Electrodeposited Zn-Doped Co3O4 Thin Films on Stainless Steel as Binder-Free Pseudocapacitive Electrodes for Supercapacitors
摘要
The growing global population and depletion of fossil fuels have intensified the demand for sustainable energy storage technologies. Among these, supercapacitors have emerged as promising candidates due to their high-power density and long cycle life. However, their performance strongly depends on the nature of the electrode material.

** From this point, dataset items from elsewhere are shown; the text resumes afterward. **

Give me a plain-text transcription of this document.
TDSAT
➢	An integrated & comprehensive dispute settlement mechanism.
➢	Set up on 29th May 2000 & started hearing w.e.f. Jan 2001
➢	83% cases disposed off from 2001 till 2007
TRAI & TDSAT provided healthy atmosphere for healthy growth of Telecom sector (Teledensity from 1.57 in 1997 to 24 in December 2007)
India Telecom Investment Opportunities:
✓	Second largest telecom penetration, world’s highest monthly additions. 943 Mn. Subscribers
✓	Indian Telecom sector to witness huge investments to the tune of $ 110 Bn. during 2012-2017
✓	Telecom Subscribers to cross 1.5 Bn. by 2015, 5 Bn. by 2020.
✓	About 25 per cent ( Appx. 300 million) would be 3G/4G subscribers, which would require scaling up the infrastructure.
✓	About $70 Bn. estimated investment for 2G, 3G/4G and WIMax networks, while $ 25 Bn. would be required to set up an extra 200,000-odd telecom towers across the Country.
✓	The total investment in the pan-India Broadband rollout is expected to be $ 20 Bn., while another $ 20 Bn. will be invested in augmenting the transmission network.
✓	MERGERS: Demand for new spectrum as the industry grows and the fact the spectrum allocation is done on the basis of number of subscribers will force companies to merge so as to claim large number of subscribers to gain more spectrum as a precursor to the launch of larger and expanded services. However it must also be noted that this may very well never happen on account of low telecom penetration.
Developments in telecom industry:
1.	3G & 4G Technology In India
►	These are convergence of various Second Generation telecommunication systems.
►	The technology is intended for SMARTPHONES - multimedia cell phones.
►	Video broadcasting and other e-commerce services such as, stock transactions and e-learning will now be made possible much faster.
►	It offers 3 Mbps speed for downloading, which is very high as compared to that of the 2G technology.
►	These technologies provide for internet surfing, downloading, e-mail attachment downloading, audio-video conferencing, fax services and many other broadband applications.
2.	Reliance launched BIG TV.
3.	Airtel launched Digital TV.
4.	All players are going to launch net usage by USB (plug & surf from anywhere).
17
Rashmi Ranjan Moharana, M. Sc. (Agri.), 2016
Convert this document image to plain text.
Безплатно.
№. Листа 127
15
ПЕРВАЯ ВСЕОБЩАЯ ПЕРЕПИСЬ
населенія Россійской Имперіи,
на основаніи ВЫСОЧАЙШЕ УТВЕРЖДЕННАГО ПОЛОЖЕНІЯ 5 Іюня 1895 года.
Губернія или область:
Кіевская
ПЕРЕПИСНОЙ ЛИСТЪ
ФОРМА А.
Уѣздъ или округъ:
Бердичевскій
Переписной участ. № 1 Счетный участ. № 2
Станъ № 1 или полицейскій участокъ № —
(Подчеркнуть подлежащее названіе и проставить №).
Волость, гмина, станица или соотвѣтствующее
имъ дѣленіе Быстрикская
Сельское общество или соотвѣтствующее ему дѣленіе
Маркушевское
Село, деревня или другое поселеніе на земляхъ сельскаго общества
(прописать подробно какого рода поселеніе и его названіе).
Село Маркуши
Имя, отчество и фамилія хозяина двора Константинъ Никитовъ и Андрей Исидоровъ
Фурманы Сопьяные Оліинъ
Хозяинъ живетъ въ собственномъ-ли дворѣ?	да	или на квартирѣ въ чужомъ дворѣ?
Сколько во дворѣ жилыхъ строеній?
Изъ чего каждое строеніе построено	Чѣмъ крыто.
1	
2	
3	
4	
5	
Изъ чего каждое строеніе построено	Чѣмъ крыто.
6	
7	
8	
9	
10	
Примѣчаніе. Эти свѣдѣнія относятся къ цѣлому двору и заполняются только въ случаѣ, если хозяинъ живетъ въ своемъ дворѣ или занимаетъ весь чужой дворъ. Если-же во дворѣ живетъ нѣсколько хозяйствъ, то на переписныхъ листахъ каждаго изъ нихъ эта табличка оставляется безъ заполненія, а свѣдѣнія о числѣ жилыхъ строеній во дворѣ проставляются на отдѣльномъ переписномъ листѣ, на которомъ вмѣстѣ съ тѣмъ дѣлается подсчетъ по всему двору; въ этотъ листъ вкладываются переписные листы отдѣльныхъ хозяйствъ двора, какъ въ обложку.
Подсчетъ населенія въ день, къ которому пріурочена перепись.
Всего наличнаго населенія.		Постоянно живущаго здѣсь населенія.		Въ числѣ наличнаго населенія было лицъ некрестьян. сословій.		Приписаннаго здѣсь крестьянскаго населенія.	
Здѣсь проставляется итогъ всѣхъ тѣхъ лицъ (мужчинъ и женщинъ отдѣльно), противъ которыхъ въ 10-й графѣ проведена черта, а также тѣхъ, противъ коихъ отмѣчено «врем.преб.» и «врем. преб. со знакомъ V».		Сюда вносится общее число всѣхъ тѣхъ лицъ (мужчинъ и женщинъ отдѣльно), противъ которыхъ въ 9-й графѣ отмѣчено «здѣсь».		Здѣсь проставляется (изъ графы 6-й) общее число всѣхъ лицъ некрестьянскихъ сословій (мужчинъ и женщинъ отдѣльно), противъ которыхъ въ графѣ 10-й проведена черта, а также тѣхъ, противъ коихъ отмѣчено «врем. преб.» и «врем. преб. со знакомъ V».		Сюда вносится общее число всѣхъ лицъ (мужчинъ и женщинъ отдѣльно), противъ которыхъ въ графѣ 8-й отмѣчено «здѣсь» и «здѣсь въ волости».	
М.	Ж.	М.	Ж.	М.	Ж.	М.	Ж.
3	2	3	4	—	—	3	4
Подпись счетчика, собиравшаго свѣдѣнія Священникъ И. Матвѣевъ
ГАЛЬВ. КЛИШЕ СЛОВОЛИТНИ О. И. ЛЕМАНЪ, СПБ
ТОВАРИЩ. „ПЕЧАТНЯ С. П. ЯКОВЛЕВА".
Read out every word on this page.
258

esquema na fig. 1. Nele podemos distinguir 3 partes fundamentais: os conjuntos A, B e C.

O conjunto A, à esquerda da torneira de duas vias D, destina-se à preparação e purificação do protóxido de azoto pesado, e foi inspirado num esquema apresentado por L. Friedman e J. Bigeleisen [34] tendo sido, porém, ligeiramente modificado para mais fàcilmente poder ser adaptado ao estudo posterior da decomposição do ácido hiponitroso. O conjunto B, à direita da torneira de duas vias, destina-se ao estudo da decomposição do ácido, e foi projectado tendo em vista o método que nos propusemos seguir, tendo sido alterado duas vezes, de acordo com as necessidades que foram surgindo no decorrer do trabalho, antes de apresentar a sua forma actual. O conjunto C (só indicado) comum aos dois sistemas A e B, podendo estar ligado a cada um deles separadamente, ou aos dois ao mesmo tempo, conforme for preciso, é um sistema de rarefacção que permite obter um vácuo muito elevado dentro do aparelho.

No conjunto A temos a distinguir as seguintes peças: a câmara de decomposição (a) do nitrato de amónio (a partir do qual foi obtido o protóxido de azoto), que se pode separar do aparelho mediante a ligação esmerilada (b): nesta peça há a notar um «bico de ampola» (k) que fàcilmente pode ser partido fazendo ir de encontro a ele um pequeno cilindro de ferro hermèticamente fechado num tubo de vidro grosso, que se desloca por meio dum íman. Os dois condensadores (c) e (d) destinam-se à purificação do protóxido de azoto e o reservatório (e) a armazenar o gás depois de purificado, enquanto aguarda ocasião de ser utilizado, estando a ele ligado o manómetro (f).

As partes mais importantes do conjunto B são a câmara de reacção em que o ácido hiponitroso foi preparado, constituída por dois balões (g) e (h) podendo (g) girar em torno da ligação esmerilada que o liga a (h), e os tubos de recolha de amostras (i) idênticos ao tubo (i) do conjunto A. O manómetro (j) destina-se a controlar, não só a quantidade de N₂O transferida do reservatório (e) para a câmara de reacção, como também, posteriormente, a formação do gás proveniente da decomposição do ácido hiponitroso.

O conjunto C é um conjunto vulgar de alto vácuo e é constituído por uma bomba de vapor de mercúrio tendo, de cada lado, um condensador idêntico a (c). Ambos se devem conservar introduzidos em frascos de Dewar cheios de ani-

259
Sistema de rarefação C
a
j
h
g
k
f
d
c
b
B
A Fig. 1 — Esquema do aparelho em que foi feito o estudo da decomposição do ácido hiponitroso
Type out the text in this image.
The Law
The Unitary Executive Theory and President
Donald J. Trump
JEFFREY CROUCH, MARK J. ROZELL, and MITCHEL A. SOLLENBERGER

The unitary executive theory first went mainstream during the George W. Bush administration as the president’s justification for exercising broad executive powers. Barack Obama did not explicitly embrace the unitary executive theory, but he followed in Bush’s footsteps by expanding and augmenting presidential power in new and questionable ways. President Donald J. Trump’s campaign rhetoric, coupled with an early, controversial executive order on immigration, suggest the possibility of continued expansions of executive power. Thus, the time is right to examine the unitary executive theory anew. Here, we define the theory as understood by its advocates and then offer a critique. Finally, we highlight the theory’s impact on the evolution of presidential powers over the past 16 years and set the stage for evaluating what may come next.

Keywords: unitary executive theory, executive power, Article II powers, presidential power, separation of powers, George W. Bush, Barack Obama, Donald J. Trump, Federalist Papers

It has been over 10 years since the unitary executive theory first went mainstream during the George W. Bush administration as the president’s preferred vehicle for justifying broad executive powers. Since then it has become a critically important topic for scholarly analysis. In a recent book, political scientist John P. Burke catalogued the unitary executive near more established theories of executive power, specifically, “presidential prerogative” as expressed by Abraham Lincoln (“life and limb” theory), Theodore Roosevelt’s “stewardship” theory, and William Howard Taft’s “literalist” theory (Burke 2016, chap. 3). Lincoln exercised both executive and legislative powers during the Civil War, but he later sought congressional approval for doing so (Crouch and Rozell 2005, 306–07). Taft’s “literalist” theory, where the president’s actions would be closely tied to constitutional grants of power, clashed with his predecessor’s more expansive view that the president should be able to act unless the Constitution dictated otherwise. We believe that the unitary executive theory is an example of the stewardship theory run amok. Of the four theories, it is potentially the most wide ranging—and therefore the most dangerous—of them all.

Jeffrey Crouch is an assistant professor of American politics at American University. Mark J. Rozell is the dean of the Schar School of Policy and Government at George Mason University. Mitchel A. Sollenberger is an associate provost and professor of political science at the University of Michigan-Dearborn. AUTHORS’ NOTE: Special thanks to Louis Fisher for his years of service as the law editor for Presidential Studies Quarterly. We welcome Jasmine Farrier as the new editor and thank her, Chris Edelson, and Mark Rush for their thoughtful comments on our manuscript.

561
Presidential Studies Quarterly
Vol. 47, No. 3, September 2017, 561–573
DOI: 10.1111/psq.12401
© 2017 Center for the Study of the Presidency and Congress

In this study, cobalt oxide (Co3O4) thin films were successfully deposited on stainless steel (SS-304) substrates via a facile electrodeposition method, and zinc (Zn) doping was employed to tailor their electrochemical behaviour. Structural analyses using x-ray diffraction (XRD) and Raman spectroscopy confirmed the formation of phase-pure Co3O4, while AFM and FE-SEM revealed a porous surface morphology favourable for ion transport. Energy Dispersive x-ray Analysis (EDAX) and x-ray Photoelectron Spectroscopy (XPS) used for elemental analysis. Electrochemical performance evaluated through cyclic voltammetry (CV), galvanostatic charge–discharge (GCD), and electrochemical impedance spectroscopy (EIS) demonstrated pseudocapacitive behaviour with enhanced conductivity upon Zn doping. The optimized 4% Zn-doped Co3O4 film exhibited a remarkable specific capacitance of 682 F g−1 at 1 A g−1, representing a 39% improvement over pristine Co3O4. These findings highlight the potential of Zn-doped Co3O4 thin films as cost-effective and efficient electrode materials for advanced supercapacitors.